I felt crazy as I read, I felt desperate to communicate the sorrow I found there, because the only thing that seemed to bring any of them comfort was the idea that their tragedy would never be forgotten. This is something I find so poignant about the literature of the first World War: how desperate they are for future generations to learn from their grief. When I tried to describe the newspapers, people didn’t understand (and probably thought I was being boring and morbid). I wrote the novel because I felt alone in a grief from another century, and I wanted other people to feel as I did.

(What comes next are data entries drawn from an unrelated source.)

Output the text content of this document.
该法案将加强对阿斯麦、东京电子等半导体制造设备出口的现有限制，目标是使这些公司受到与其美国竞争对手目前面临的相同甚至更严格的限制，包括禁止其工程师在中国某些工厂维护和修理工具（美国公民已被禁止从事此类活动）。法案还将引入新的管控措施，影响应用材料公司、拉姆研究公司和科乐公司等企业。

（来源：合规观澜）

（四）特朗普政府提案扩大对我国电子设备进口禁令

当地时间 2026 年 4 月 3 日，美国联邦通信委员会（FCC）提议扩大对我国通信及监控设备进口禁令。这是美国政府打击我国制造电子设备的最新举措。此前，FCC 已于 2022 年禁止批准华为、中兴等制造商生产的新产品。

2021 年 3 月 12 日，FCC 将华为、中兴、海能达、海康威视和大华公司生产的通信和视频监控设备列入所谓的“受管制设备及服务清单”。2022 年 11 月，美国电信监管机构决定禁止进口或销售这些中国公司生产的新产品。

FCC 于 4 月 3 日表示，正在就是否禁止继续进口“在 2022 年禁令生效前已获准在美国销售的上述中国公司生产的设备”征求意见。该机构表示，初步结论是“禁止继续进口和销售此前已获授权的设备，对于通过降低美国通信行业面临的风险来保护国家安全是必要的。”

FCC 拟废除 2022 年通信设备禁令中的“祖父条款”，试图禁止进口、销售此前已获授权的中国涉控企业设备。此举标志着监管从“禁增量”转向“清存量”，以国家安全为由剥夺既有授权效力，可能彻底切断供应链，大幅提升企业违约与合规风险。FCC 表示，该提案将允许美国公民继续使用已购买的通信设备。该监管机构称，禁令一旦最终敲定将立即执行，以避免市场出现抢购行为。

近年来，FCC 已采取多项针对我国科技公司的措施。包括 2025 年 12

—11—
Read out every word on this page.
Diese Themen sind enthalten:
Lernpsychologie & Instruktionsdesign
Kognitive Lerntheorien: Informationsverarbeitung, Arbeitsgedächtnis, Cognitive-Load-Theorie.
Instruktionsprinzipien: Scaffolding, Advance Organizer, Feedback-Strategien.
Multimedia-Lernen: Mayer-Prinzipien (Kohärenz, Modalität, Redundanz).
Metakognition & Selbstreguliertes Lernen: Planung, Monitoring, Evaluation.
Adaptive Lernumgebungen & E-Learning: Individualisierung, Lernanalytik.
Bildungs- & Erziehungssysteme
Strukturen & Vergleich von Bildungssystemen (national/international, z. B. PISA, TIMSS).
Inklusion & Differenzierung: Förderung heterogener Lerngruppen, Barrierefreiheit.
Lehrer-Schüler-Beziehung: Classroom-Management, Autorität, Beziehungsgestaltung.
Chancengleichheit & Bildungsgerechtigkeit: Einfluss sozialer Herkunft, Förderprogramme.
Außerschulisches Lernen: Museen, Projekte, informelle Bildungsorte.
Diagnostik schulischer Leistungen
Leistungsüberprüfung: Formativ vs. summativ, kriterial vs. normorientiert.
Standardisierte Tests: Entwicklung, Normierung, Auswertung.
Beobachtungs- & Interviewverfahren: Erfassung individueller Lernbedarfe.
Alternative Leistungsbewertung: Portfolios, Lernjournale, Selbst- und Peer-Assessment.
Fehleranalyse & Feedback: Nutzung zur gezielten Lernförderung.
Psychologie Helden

You were born in Paris to American parents but educated privately in England. Did this inside-outsider status help you as a writer?
I’m Irish American. I imagine Irish people must be tired of Americans claiming this! But I’m immensely grateful to my Irish citizenship. I treasure the time I’ve spent in Ireland – shout-out to Spleodar, the Irish immersion camp in Connemara I attended when I was 17!
In my novel, one protagonist is half German, and the other is Jewish. Both feel as if their identities are conditional: they’re only as German or English or Jewish as other people say they are. I’ve felt this way myself because I grew up moving constantly – I’ve never had an easy answer to the question of where I’m from. I used to really worry about it until a friend told me it was much less interesting than I thought it was and I should get over myself. Harsh! But actually quite good advice, in the end. Still, I can’t seem to help writing about outside-people looking in, wishing they could belong.
You describe anti-French prejudice among British troops. Did you come across anti-Irish prejudice too?
Sassoon describes an otherwise friendly old captain as virulently anti-Irish: “‘If you want my opinion,’ he grumbled, ‘I believe those damned Irish had a hand in Kitchener being drowned. I’d like to see that fatuous island of theirs sunk under the sea.’ Barton had an irrational dislike of the Irish, and he always blamed anything on them if he could. [. . .] since the Easter Rebellion in Dublin it wasn’t safe to show him a bottle of Irish whiskey.”
Robert Graves was Irish. He tells an anecdote about how his ancestor, Moira O’Brien, was forced to marry one of Cromwell’s henchmen and later murdered him. Graves is sympathetic to the Irish, but even so when he was stationed in Limerick after the war he did everything he could to escape: he described it as looking “like a war-ravaged town” and specifically feared staying in an Irish hospital (he had the Spanish flu).
Most of the war writers I read, however, had remarkably little to say about Irish politics. It’s hard to even make out their opinions on the Easter Rising, because they refer to it so fleetingly.
What is the best writing advice you have heard?
There’s a lot of great advice out there, but I really like what Thomas Morris has to say on titles: “Does your title expand the meaning of the story? Or does it make the story smaller?”